Tweetalige printerversie Eentalige printerversie

Schriftelijke vraag nr. 4-4357

van Paul Wille (Open Vld) d.d. 9 september 2009

aan de vice-eersteminister en minister van Financiën en Institutionele Hervormingen

Regeringsleden - Topambtenaren - Gebruik van een kredietkaart - Uitgaven die nodig zijn voor hun functie - Definitie - Controle - Publicatie van de uitgaven - Nederlandse initiatieven

Nederland
ministerie
Diensten van de eerste minister
overheidsadministratie
overheidsapparaat
ambtenaar
vergoedingen en onkosten
bijkomend voordeel
elektronisch betaalmiddel

Chronologie

9/9/2009Verzending vraag (Einde van de antwoordtermijn: 8/10/2009)
18/9/2009Antwoord

Ook gesteld aan : schriftelijke vraag 4-4356

Vraag nr. 4-4357 d.d. 9 september 2009 : (Vraag gesteld in het Nederlands)

Het Nederlandse kabinet heeft maandag de uitgaven openbaar gemaakt die bewindslieden en topambtenaren in de afgelopen tweeënhalf jaar met kredietkaarten van hun ministerie hebben gedaan. Het betreft uitgaven die sinds het aantreden van het huidige kabinet op 22 februari 2007 zijn gedaan. Ook de uitgaven van secretarissen-generaal en directeuren-generaal van de departementen en assistenten van bewindslieden zijn in de overzichten opgenomen.

De Nederlandse minister van Binnenlandse Zaken Ter Horst benadrukt dat bewindspersonen en ambtenaren uitgaven doen, die nodig zijn voor hun functie. Daarvoor bestaan algemene regels voor het Rijk. Maar die zijn uitgewerkt in aparte regelingen en werkwijzen voor de ministeries, wat leidt tot onderlinge verschillen. Daardoor zitten er ook verschillen in de kredietkaartgegevens die openbaar zijn gemaakt. Ter Horst werkt aan een uniforme werkwijze voor de Rijksoverheid.

Ik had dan ook volgende vragen voor de geachte minister:

1.Kan hij gedetailleerd toelichten welke specifieke en / of algemene regels gelden voor onze regeringleden alsook hun topambtenaren wat betreft de “uitgaven die nodig zijn voor hun functie”? Meent hij dat deze volstaan en voldoende duidelijk zijn?

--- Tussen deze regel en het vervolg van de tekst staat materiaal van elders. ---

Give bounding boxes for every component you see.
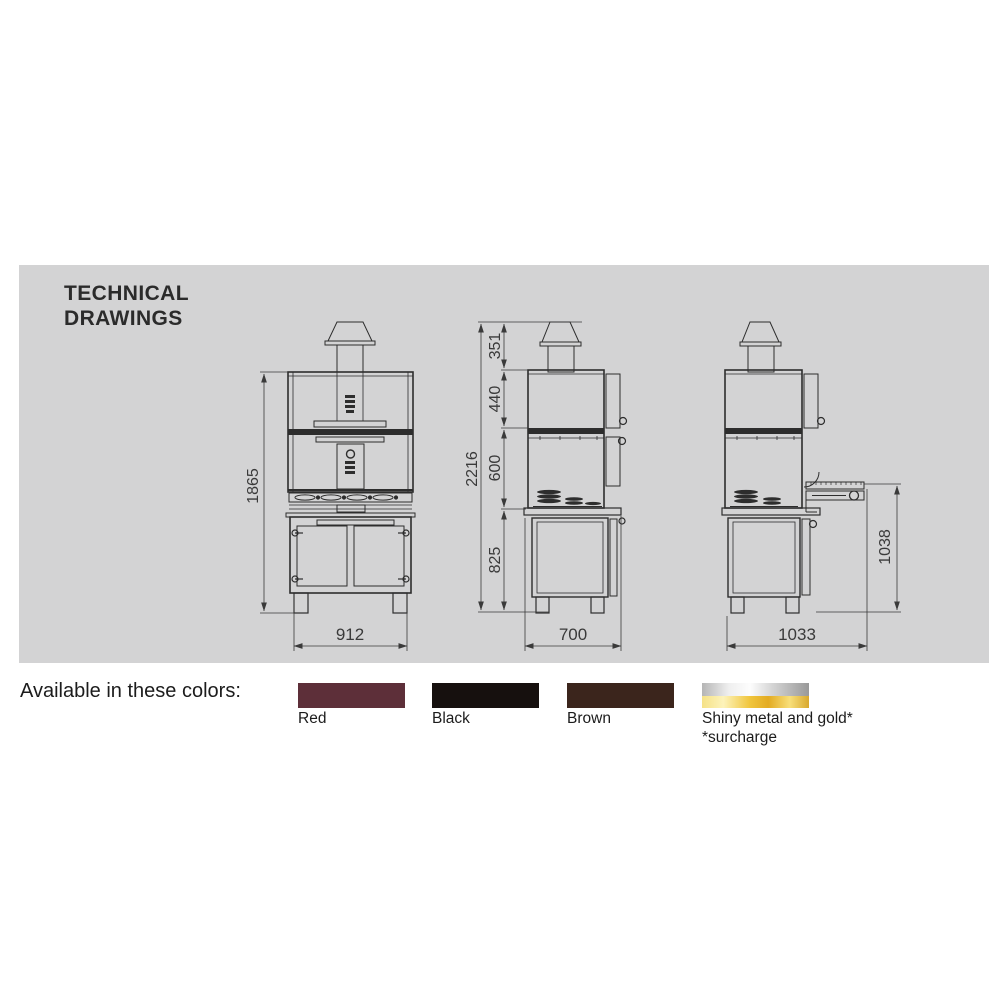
leg: [786, 597, 799, 613]
dim-label-351: 351: [487, 333, 504, 360]
technical-drawings: 1865 912: [0, 0, 1000, 663]
surcharge-note: *surcharge: [702, 729, 777, 747]
burner-strip: [289, 493, 412, 502]
chimney-cap: [328, 322, 372, 341]
dim-label-height-1865: 1865: [245, 468, 262, 504]
brand-logo-mark: [345, 395, 355, 413]
hinges: [292, 530, 409, 582]
worktop: [524, 508, 621, 515]
worktop: [722, 508, 820, 515]
color-label-red: Red: [298, 709, 326, 729]
cabinet-door-right: [354, 526, 404, 586]
open-door-knob: [850, 491, 859, 500]
leg: [393, 593, 407, 613]
cabinet-side-door: [610, 519, 617, 596]
side-view-open-drawing: [722, 322, 901, 651]
color-label-brown: Brown: [567, 709, 611, 729]
leg: [536, 597, 549, 613]
dim-label-600: 600: [487, 455, 504, 482]
dim-label-width-912: 912: [336, 625, 364, 644]
color-label-shiny-metal-gold: Shiny metal and gold*: [702, 709, 853, 729]
chimney-flue: [748, 346, 774, 372]
dim-label-depth-1033: 1033: [778, 625, 816, 644]
cabinet-side-door: [802, 519, 810, 595]
door-knob: [810, 521, 817, 528]
oven-handle-lower: [316, 437, 384, 442]
chimney-flue: [337, 345, 363, 372]
color-swatch-brown: [567, 683, 674, 708]
chimney-flue: [548, 346, 574, 372]
brand-logo-mark-2: [345, 461, 355, 474]
side-door-upper: [606, 374, 620, 428]
metal-gradient-half: [702, 683, 809, 696]
front-view-drawing: [260, 322, 415, 651]
ash-drawer: [337, 505, 365, 512]
divider-band: [288, 429, 413, 435]
color-swatch-black: [432, 683, 539, 708]
available-colors-heading: Available in these colors:: [20, 680, 241, 703]
dim-label-440: 440: [487, 386, 504, 413]
dim-label-worktop-1038: 1038: [877, 529, 894, 565]
divider-band: [528, 428, 604, 434]
cabinet: [728, 518, 800, 597]
gold-gradient-half: [702, 696, 809, 709]
divider-band: [725, 428, 802, 434]
door-knob: [619, 518, 625, 524]
color-label-black: Black: [432, 709, 470, 729]
color-swatch-shiny-metal-gold: [702, 683, 809, 708]
side-view-drawing: [478, 322, 627, 651]
cabinet-handle: [317, 520, 394, 525]
dim-label-825: 825: [487, 547, 504, 574]
dim-label-depth-700: 700: [559, 625, 587, 644]
chimney-cap: [742, 322, 779, 342]
dim-label-total-2216: 2216: [464, 451, 481, 487]
leg: [591, 597, 604, 613]
side-door-lower: [606, 437, 620, 486]
door-knob: [620, 418, 627, 425]
cabinet: [290, 517, 411, 593]
oven-knob: [347, 450, 355, 458]
cabinet-door-left: [297, 526, 347, 586]
plate-stacks: [537, 490, 601, 505]
plate-stacks: [734, 490, 781, 505]
cabinet: [532, 518, 608, 597]
chimney-cap: [542, 322, 579, 342]
leg: [731, 597, 744, 613]
chimney-cap-base: [325, 341, 375, 345]
side-door-upper: [804, 374, 818, 428]
oven-handle-upper: [314, 421, 386, 427]
door-knob: [818, 418, 825, 425]
color-swatch-red: [298, 683, 405, 708]
shelf-bracket: [806, 500, 817, 512]
leg: [294, 593, 308, 613]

2.Kan hij toelichten welke controle gevoerd wordt en door wie op “de uitgaven die nodig zijn voor de functie”?

3.Hoe reageert hij op het initiatief van Nederland waarbij de uitgaven openbaar worden gemaakt van die bewindslieden en topambtenaren die in de afgelopen tweeënhalf jaar met creditcards van hun ministerie uitgaven hebben gedaan? Is hij voorstander van een gelijkaardige regeling en zo neen, waarom niet? Kan hij uitvoerig toelichten?

Antwoord ontvangen op 18 september 2009 :

Ik heb de eer het geachte lid te informeren zich te verwijzen naar het antwoord van de eerste minister op dezelfde schriftelijke vraag.